In July of 2016, Senator Kevin Matthews announced the Tulsa Race Massacre Commission’s proposal. This commission’s primary goal was to educate the public at large about the Tulsa Race Massacre of 1921, as well as the impact it had on the state and the nation. The commission also wished to establish the Greenwood district as a sought-after tourist destination. All of this would be made possible through a $25 million dollar investment, partly funded by the George Kaiser Family Foundation. Initially, the goal was set at $16 million, but additional needs were identified throughout the process. The investment was partly meant for projects that have remained unspecified, which include a 100 day series of city-wide events counting down to the centennial in 2021. “That may mean we have a day where we ask every church to do a certain thing. We may have a film screening of all of the different documentaries on the massacre all over the city… We may ask the ballet to participate. There will be so many different things, and that is all based on budget,” says Monica Basu, the senior program officer at the George Kaiser Family Foundation. The other portion has been allocated to revamping the current Greenwood Cultural Center, as well as the construction of a new building.

The commission is made up of three different parts: the leadership team, the advisory board, and the steering committee. While Matthews has stated that the steering committee is the decision-making body, he has also stated that the leadership team are the ones ultimately responsible for what and how the commission utilizes the investment. While it is clear who is on the steering committee, the specific members of the leadership team is still shrouded in mystery. Coupled with the fact that practically all of the meetings of the commission have been close- door, concerns regarding the lack of transparency and exclusion of voices from the community have been made clear.

On May 9th, 2019, the commission hosted their very first community meeting at which they shared what they had been working on with the community. This drew concern from many due to the fact that this was the first time most in attendance had heard about these committees, of which they were not asked to be a part. It appeared they had been making decisions on behalf of the community without the community.

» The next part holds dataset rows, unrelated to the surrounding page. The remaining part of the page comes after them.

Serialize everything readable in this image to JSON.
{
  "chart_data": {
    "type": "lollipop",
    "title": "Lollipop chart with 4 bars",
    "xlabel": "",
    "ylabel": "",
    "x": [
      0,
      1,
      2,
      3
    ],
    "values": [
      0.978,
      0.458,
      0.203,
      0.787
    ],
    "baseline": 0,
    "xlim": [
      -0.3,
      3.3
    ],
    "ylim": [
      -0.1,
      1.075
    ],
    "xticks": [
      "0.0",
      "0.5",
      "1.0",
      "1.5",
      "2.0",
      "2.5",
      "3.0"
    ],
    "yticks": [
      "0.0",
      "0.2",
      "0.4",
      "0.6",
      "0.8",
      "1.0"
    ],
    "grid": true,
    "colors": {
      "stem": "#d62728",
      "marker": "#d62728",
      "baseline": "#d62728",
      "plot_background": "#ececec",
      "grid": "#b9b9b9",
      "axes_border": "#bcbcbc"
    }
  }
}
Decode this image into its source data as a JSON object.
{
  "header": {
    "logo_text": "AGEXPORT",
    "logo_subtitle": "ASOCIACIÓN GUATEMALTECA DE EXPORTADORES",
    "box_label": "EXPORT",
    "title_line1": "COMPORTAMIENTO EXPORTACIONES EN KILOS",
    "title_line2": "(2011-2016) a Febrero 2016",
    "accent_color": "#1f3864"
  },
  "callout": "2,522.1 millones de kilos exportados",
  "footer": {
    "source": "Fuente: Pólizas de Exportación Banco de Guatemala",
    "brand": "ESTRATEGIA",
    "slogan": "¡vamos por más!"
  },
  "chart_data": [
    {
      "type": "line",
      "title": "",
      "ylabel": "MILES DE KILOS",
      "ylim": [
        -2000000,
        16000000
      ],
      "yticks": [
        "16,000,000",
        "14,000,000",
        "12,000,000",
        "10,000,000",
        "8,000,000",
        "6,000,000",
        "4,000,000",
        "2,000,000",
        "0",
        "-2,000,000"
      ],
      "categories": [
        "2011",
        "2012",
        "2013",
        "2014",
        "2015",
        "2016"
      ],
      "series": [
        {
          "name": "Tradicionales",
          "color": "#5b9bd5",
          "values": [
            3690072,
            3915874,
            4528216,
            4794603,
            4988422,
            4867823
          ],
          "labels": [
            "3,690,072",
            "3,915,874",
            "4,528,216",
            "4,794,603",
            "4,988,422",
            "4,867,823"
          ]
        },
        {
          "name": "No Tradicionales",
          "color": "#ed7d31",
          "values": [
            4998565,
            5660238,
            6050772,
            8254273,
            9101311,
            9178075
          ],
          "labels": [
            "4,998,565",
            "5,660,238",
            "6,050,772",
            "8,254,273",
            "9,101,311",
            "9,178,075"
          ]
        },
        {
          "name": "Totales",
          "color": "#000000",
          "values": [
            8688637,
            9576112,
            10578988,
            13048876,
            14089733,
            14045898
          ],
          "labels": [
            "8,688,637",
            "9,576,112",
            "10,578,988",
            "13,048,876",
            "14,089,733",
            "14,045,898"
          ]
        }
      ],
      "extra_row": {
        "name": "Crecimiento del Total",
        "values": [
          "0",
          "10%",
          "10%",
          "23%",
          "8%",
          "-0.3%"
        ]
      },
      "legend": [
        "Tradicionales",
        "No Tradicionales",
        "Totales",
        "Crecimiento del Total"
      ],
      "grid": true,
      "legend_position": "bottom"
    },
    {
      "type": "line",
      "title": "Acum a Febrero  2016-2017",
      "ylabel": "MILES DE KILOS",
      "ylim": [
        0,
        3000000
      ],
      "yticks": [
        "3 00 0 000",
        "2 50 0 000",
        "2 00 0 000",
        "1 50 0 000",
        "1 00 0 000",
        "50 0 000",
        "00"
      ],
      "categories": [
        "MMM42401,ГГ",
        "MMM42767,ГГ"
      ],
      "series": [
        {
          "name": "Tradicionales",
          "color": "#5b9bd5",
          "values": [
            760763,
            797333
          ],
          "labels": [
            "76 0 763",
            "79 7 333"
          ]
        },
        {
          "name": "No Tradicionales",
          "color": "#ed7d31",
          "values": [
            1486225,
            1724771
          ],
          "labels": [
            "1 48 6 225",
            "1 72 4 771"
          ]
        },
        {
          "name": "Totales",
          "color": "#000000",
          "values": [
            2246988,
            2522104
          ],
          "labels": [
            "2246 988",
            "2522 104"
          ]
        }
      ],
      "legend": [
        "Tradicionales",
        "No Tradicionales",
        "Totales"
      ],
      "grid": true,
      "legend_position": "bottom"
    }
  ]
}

Others were worried about the rushed timeline.

After announcing one of their projects titled “Pathway to Hope”, a symbolic walk extending from John Hope Franklin Reconciliation Park to the Greenwood Cultural Center, Phil Armstrong, Chair of the Greenwood Cultural Center, revealed that the groundbreaking would be slated for May 30th, 2019, giving the community just 3 weeks to deliberate until the next community meeting on May 28th. Key community leaders including Tulsa City Councilor Vanessa Hall-Harper, Kristi Williams and State Representative Regina Goodwin refused to attend the groundbreaking in protest. Attempts to find out what steps the commission has taken to utilize the voice of the community have been met with deflection and stonewalling. Which raises the question: If the community is not included in the conversation, who really benefits from this investment?